ML Model Exploration Journey: From Classical Approaches to Hybrid Innovations
Our journey in speech enhancement has been one of continuous exploration and adaptation. As we encountered limitations in classical signal processing techniques, we proceeded into novel architectures and cutting-edge technologies to push the boundaries of what was possible in denoising and speech enhancement. Here's a reflection on how our approach evolved.
Demucs
To address the challenges posed by classical signal processing, we turned to raw waveform-based models. These models eliminated the need for parameter tuning in frequency domain representations (e.g., window size, overlap) and preserved temporal details that were often lost during transformations like the Short-Time Fourier Transform (STFT).
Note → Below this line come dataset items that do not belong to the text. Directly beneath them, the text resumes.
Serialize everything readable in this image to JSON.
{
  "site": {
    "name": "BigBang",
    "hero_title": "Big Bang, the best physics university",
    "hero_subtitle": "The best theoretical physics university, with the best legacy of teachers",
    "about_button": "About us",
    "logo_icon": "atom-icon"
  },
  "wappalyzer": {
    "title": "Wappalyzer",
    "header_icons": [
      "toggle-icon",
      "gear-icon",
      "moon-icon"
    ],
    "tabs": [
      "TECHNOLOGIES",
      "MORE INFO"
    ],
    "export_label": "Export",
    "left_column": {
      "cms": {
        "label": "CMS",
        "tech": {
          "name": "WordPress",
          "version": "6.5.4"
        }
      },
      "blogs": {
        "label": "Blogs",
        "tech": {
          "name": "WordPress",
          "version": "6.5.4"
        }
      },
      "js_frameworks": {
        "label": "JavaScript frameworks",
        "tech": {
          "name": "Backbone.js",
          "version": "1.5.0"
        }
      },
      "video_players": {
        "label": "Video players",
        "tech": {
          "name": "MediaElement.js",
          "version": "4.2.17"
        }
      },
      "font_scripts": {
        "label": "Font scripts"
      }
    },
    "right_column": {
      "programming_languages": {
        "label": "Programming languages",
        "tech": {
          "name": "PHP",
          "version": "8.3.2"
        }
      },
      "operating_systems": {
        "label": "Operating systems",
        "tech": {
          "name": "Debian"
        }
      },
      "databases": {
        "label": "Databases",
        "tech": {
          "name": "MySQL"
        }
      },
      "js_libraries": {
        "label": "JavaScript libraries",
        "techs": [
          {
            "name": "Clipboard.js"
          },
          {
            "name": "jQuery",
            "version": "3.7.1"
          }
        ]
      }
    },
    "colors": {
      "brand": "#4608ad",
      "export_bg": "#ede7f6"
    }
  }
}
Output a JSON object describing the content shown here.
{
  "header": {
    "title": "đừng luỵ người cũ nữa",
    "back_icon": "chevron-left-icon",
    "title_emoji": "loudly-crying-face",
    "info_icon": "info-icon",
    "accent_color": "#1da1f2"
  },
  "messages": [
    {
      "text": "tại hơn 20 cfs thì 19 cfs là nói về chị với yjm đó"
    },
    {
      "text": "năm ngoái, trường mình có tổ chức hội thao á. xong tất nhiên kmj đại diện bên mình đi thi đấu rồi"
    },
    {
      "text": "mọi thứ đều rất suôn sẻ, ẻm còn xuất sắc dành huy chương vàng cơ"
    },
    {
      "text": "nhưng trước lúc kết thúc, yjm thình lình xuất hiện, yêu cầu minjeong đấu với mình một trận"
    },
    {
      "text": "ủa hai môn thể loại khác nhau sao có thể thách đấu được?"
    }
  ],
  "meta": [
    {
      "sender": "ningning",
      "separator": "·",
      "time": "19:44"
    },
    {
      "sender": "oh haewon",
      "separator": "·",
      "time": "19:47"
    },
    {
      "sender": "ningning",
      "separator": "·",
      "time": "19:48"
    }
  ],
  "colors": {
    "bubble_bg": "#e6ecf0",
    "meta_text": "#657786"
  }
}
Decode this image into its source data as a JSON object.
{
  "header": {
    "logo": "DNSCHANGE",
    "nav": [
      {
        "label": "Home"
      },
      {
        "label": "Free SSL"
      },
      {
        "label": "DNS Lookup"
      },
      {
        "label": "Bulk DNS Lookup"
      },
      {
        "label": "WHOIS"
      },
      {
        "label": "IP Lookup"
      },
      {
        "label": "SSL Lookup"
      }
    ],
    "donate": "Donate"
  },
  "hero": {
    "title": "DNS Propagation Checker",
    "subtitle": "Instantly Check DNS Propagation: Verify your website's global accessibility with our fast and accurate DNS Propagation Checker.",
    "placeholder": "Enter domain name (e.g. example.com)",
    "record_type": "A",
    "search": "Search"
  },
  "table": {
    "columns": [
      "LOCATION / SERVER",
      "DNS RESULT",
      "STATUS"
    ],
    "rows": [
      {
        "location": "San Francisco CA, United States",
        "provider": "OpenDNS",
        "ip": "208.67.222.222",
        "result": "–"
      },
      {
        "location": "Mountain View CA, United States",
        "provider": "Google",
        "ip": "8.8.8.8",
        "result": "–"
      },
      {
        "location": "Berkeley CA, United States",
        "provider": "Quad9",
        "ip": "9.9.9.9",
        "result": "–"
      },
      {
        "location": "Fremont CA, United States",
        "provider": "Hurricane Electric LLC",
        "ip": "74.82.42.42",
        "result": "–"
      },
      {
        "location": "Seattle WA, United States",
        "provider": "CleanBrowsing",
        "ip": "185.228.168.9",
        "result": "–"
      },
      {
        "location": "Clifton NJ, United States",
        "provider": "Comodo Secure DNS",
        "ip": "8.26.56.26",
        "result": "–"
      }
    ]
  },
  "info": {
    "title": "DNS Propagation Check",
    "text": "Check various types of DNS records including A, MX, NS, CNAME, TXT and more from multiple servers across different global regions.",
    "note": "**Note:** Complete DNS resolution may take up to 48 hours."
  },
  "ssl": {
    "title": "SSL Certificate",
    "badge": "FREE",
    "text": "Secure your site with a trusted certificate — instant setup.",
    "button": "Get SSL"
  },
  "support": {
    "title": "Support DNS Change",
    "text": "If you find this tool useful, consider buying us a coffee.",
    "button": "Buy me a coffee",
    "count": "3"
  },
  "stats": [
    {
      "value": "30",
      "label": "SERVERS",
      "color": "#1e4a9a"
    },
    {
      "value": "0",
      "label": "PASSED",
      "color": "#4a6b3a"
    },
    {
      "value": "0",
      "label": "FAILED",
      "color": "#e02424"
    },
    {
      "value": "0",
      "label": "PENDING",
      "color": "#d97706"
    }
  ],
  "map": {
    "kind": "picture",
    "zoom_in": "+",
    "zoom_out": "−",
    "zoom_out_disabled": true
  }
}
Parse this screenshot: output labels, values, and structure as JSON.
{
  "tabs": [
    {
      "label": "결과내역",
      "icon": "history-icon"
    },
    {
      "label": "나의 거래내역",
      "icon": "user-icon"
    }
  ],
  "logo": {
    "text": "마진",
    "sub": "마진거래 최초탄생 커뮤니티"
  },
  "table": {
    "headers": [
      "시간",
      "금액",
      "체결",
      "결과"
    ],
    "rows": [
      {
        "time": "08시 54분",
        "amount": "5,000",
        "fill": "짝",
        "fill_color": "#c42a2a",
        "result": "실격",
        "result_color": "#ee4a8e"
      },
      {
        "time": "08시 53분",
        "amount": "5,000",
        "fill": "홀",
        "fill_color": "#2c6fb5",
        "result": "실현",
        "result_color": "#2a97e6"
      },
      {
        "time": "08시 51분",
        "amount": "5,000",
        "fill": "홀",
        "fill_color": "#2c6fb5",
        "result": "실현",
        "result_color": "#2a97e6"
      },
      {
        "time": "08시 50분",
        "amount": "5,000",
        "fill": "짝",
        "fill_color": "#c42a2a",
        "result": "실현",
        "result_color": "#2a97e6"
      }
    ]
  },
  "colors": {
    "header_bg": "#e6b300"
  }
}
We adopted Demucs[1], an encoder-decoder-based U-Net architecture originally developed for music source separation and tailored it for speech enhancement. Designed to operate directly in the waveform domain, Demucs processes noisy audio to effectively separate clean speech without relying on transformations like the STFT. This approach not only eliminates the need for frequency domain parameter tuning but also ensures the preservation of fine temporal details critical for speech clarity.
The architecture of Demucs combines the strengths of a multi-layer convolutional encoder-decoder framework with U-Net-style skip connections, which help recover finer details lost during deeper layer processing. This ensures a more accurate reconstruction of the clean speech signal. Additionally, the integration of recurrent neural networks (RNNs) in the form of LSTMs allows the model to capture long-term temporal dependencies, making it well-suited for the dynamic nature of audio signals. Each encoder and decoder layer is equipped with gated linear unit (GLU) activations, which improve both the efficiency and expressiveness of the model by allowing it to focus on the most relevant features during training and inference.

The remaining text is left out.